Terkait hal ini, Aliansi Desa Sejahtera meminta agar Jokowi-JK lebih jeli dan cermat dalam menerjemahkan konsep kedaulatan pangannya.  “Tanaman hasil rekayasa genetik, yang dikenal juga sebagai tanaman transgenik, tidak akan mewujudkan Kedaulatan Pangan.  Dan tidak akan pernah mensejahterakan petani kecil di Indonesia,” kata Koordinator ADS Tejo Wahyu Jatmiko kepada Villagerspost.com, Jumat (18/12).

Rencana komersialisasi tanaman transgenik itu, kata Tejo, jelas bertentangan dengan Nawacita terkait janji mewujudkan kedaulatan pangan Jokowi-JK. “Kami percaya, bahwa presiden akan memenuhi janjinya mewujudkan kedaulatan pangan dan kesejahteraan produsen pangan skala kecil di negeri ini,” tegas Tejo.

Sayangnya, ketidakpahaman dan kelemahan Kementerian Pertanian menyebabkan Jokowi-JK terancam gagal dalam menterjemahkan cita-cita itu. “Bahkan melenceng jauh dari prinsip kedaulatan pangan,” tegas Tejo.

Tejo mengingatkan, tanaman transgenik hanya akan menciptakan ketergantungan baru bagi petani dan hanya membawa keuntungan bagi perusahaan pemillik benih.  “Setelah sekitar 20 tahun komersialisasi tanaman transgenik di seluruh dunia, banyak janji-janji perusahaan yang tidak terbukti, yang pasti adalah peningkatan penggunaan benih dan bahan kimia beracun yang juga diproduksi oleh perusahaan yang sama,” tambahnya.

Koordinator Pokja Sawit ADS Achmad Surambo mengatakan, langkah pemerintah melalui Kementerian Pertanian ini jelas bertentangan dengan Nawacita kedaulatan pangan.
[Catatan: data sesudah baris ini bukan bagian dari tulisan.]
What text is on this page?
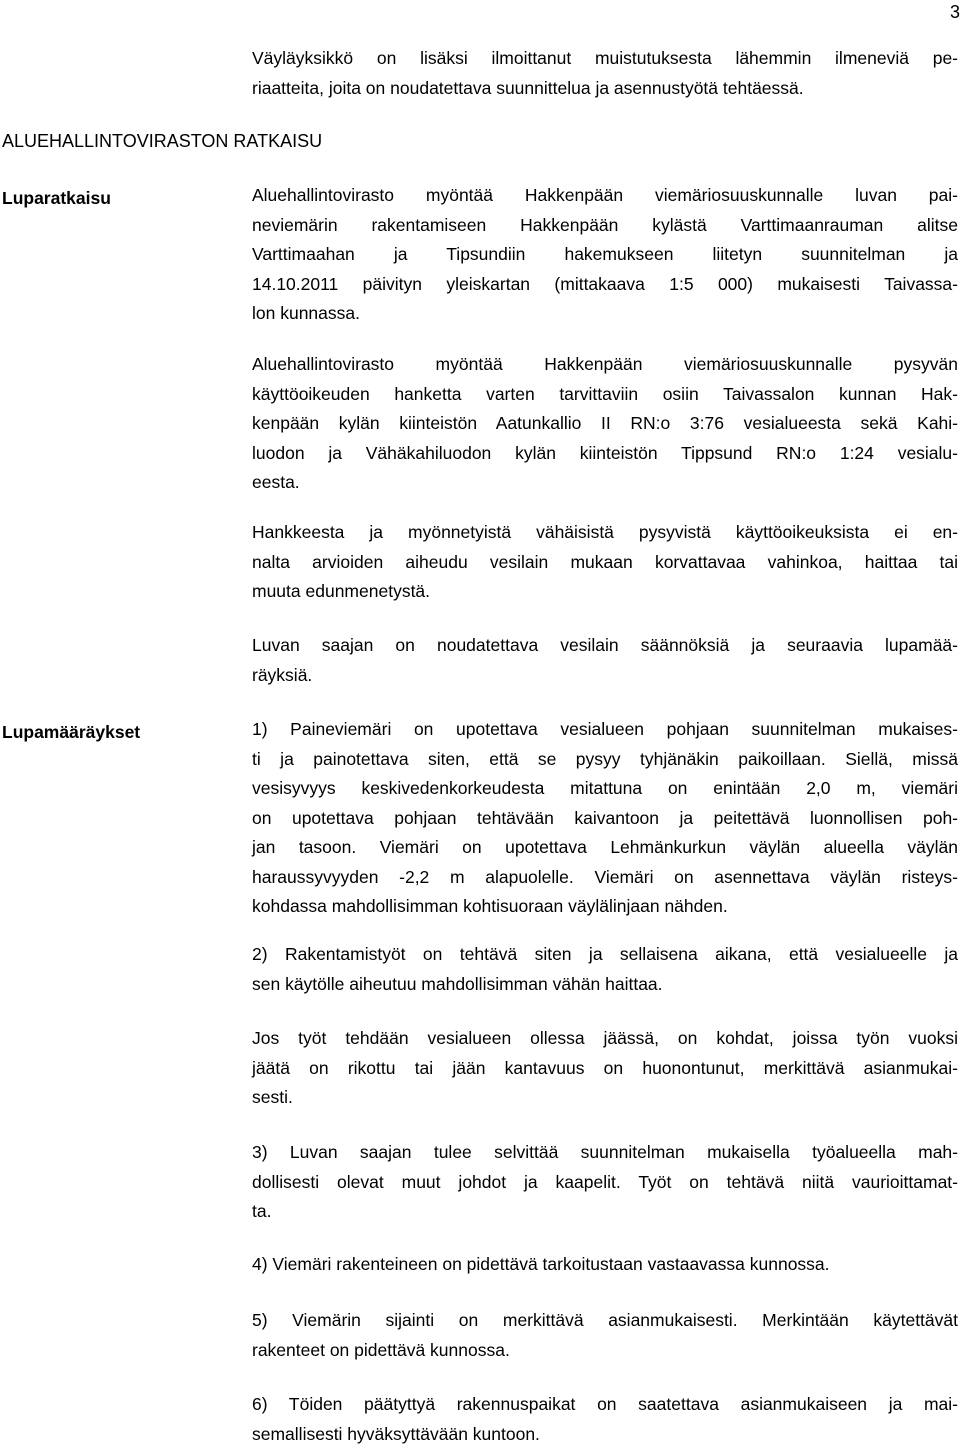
3
Väyläyksikkö on lisäksi ilmoittanut muistutuksesta lähemmin ilmeneviä pe-
riaatteita, joita on noudatettava suunnittelua ja asennustyötä tehtäessä.
ALUEHALLINTOVIRASTON RATKAISU
Luparatkaisu	Aluehallintovirasto myöntää Hakkenpään viemäriosuuskunnalle luvan pai-
neviemärin rakentamiseen Hakkenpään kylästä Varttimaanrauman alitse
Varttimaahan ja Tipsundiin hakemukseen liitetyn suunnitelman ja
14.10.2011 päivityn yleiskartan (mittakaava 1:5 000) mukaisesti Taivassa-
lon kunnassa.
Aluehallintovirasto myöntää Hakkenpään viemäriosuuskunnalle pysyvän
käyttöoikeuden hanketta varten tarvittaviin osiin Taivassalon kunnan Hak-
kenpään kylän kiinteistön Aatunkallio II RN:o 3:76 vesialueesta sekä Kahi-
luodon ja Vähäkahiluodon kylän kiinteistön Tippsund RN:o 1:24 vesialu-
eesta.
Hankkeesta ja myönnetyistä vähäisistä pysyvistä käyttöoikeuksista ei en-
nalta arvioiden aiheudu vesilain mukaan korvattavaa vahinkoa, haittaa tai
muuta edunmenetystä.
Luvan saajan on noudatettava vesilain säännöksiä ja seuraavia lupamää-
räyksiä.
Lupamääräykset	1) Paineviemäri on upotettava vesialueen pohjaan suunnitelman mukaises-
ti ja painotettava siten, että se pysyy tyhjänäkin paikoillaan. Siellä, missä
vesisyvyys keskivedenkorkeudesta mitattuna on enintään 2,0 m, viemäri
on upotettava pohjaan tehtävään kaivantoon ja peitettävä luonnollisen poh-
jan tasoon. Viemäri on upotettava Lehmänkurkun väylän alueella väylän
haraussyvyyden -2,2 m alapuolelle. Viemäri on asennettava väylän risteys-
kohdassa mahdollisimman kohtisuoraan väylälinjaan nähden.
2) Rakentamistyöt on tehtävä siten ja sellaisena aikana, että vesialueelle ja
sen käytölle aiheutuu mahdollisimman vähän haittaa.
Jos työt tehdään vesialueen ollessa jäässä, on kohdat, joissa työn vuoksi
jäätä on rikottu tai jään kantavuus on huonontunut, merkittävä asianmukai-
sesti.
3) Luvan saajan tulee selvittää suunnitelman mukaisella työalueella mah-
dollisesti olevat muut johdot ja kaapelit. Työt on tehtävä niitä vaurioittamat-
ta.
4) Viemäri rakenteineen on pidettävä tarkoitustaan vastaavassa kunnossa.
5) Viemärin sijainti on merkittävä asianmukaisesti. Merkintään käytettävät
rakenteet on pidettävä kunnossa.
6) Töiden päätyttyä rakennuspaikat on saatettava asianmukaiseen ja mai-
semallisesti hyväksyttävään kuntoon.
Dia mengatakan, kedaulatan pangan yang dijanjikan dalam Nawacita, adalah memberikan dukungan kepada kesejahteraan petaninya.

“Kami berharap program  1.000 desa daulat benih, dan 1000 desa organik  yang menjadi prioritas dalam membangun kedaulatan pangan di negeri ini, bukan menggunakan  benih-benih yang dihasilkan oleh perusahaan multinasional, atau pun program-program yang fokus pada produktivitas tetapi mengabaikan petaninya,” kata Surambo.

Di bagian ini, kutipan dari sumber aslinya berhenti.